Further, how should this student’s competence to practice be evaluated prior to starting work? Does the CBMT exam evaluate minimal competence to practice when the music therapist is working psychodynamically with an adult addressing emotional goals? We propose that a majority of psychodynamically trained music therapists would argue that the CBMT exam does not evaluate this kind of clinical competence, even though the student has the designated credential (MT-BC) to practice.
Finally, we acknowledge concerns expressed by some faculty that some academic programs may not be “keeping up.” We believe this is an important topic for discussion, especially in light of the increased concerns expressed by many faculty about their students’ mental health, an overburdened undergraduate curriculum, and the financial pressures many students experience completing an undergraduate degree. But we also suggest any such discussions be carefully considered, especially if “keeping up” is only being measured by first-time pass-rates for the CBMT exam.

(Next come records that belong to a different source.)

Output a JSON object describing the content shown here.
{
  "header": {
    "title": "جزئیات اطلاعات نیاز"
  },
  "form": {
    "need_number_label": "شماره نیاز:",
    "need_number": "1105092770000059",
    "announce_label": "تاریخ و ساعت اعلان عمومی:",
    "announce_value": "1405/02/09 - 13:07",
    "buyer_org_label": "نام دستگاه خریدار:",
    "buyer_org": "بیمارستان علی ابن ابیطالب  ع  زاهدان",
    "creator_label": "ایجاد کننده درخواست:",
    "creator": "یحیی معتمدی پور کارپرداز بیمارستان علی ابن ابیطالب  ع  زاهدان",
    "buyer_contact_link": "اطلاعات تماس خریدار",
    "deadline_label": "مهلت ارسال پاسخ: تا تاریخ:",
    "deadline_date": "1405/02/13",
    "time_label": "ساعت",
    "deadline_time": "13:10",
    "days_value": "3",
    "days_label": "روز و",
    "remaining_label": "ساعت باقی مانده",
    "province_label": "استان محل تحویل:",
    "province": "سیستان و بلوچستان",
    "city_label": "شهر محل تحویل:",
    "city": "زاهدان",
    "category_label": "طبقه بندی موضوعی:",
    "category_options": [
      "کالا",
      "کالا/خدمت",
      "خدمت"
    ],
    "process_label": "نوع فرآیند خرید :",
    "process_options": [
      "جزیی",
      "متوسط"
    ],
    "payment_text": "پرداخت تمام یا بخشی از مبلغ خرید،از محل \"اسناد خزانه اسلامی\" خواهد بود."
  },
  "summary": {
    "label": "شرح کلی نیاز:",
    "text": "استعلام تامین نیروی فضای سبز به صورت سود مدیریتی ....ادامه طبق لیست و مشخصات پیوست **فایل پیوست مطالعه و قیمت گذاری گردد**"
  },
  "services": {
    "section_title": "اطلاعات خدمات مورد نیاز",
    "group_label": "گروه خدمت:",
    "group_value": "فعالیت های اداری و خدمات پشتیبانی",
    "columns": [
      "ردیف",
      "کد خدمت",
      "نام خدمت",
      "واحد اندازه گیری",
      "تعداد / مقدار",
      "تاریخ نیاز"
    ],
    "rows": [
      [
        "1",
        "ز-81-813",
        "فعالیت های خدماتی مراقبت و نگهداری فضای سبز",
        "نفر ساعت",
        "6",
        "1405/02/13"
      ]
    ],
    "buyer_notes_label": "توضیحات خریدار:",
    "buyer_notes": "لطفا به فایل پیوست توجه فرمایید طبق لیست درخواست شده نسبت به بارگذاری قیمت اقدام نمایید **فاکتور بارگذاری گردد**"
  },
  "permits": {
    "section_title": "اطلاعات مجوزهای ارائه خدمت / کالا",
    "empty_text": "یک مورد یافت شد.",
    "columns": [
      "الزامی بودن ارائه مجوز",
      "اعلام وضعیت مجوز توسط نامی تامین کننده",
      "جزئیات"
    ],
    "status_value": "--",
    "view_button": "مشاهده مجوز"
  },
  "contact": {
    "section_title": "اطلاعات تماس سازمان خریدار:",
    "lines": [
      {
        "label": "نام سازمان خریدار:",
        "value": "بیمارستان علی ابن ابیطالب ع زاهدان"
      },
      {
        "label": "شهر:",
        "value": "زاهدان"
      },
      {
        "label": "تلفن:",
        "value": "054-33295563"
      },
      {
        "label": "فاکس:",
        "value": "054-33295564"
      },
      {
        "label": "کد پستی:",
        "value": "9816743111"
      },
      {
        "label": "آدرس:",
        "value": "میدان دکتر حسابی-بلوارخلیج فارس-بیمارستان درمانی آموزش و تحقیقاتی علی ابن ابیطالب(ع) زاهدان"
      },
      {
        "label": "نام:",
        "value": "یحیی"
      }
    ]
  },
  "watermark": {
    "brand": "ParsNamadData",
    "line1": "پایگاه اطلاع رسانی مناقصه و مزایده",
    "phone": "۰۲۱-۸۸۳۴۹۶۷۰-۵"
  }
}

The findings from this survey present a much more complex picture, in which it is equally important to ask: “Is the CBMT exam keeping up with clinical practice?” And, perhaps more importantly: “What kind of clinical practice is the CBMT exam evaluating?”
The authors would like to thank Dr Audra Gollenberg for her assistance with the analysis and interpretation of the survey data.

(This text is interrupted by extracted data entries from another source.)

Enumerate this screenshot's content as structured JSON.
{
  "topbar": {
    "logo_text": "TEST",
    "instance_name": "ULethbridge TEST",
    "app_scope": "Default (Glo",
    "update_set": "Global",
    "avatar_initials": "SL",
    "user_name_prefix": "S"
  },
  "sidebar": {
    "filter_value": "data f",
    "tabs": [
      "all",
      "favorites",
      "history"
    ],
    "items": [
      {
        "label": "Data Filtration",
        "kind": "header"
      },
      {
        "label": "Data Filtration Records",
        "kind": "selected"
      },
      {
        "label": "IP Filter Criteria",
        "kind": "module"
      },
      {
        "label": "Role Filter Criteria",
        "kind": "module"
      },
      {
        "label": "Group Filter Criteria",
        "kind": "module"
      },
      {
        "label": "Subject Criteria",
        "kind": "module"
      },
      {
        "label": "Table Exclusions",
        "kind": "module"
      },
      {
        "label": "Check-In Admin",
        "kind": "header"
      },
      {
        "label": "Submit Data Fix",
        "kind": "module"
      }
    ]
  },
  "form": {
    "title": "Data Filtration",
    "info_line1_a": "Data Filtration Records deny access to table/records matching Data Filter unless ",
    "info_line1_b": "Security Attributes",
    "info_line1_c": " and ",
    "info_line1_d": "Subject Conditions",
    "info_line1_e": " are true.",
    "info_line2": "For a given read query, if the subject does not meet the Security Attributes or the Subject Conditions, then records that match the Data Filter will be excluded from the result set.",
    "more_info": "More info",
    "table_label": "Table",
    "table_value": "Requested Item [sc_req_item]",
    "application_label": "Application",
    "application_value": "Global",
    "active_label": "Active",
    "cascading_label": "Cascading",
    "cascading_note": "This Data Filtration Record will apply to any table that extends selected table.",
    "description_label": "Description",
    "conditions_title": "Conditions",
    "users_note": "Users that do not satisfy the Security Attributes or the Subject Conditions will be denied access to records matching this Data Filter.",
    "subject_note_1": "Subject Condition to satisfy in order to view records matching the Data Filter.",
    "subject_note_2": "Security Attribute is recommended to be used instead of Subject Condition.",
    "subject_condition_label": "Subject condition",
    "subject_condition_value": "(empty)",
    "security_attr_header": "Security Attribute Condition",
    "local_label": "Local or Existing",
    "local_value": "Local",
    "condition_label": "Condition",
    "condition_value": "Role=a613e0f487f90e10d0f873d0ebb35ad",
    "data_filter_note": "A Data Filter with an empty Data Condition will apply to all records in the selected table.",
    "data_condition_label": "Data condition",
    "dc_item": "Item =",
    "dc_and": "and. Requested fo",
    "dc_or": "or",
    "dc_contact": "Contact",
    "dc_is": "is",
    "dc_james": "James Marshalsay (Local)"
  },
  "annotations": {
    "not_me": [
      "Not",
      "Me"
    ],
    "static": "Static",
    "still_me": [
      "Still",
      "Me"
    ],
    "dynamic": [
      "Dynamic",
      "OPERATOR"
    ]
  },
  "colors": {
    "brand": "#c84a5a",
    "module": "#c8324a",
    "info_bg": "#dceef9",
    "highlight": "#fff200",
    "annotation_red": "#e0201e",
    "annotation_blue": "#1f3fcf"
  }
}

Anthony Meadows is the Director of Music Therapy at Shenandoah University (Virginia, USA). He has more than 20 years clinical experience, working with both children and adults, and 18 years of experience as an educator. Anthony has served in a wide range of positions, including the Assembly of Delegates (AMTA), MAR-AMTA Research Committee, and as Editor of Music Therapy Perspectives (2011–2018). He has published broadly, including research in cancer care and the edited volume Developments in Music Therapy Practice: Case Study Perspectives (2011).

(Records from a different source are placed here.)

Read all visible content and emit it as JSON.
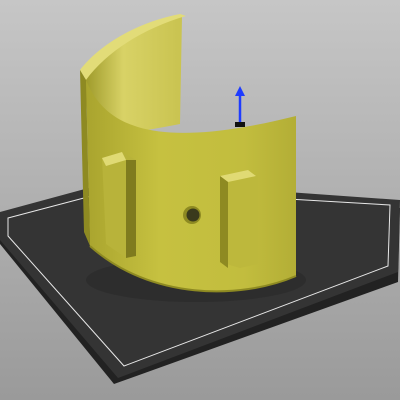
{
  "viewport": {
    "background_top": "#c6c6c6",
    "background_bottom": "#9a9a9a"
  },
  "build_plate": {
    "surface_color": "#343434",
    "edge_color": "#222222",
    "boundary_color": "#e8e8e8"
  },
  "model": {
    "color_front": "#c2bd3e",
    "color_inner": "#dcd66a",
    "color_shadow": "#8e8a22",
    "hole_color": "#3a3a1c"
  },
  "axis_gizmo": {
    "z_axis_color": "#1f3cff",
    "pivot_color": "#111111"
  }
}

Lillian Eyre is an accredited music therapist (MT-BC), a licensed professional counselor (LPC, Pennsylvania), and a Fellow of the Association for Music & Imagery (FAMI). She is a visiting associate professor at Temple University, USA. Prior to joining Temple, Eyre was Associate Professor and Director of Music Therapy at Immaculata University, USA. In 1995, she founded music therapy programs in psychiatry, dialysis and long-term care in the McGill University Heath System, Canada, where she worked until 2006. She co-founded Le groupe Musiart, a performing arts group and choir for persons with serious mental illness. She serves on the editorial review board of Music Therapy Perspectives and the Canadian Journal of Music Therapy. In addition to article and chapter publications, she edited Guidelines to Music Therapy Practice in Mental Health (2013, Barcelona Publishers).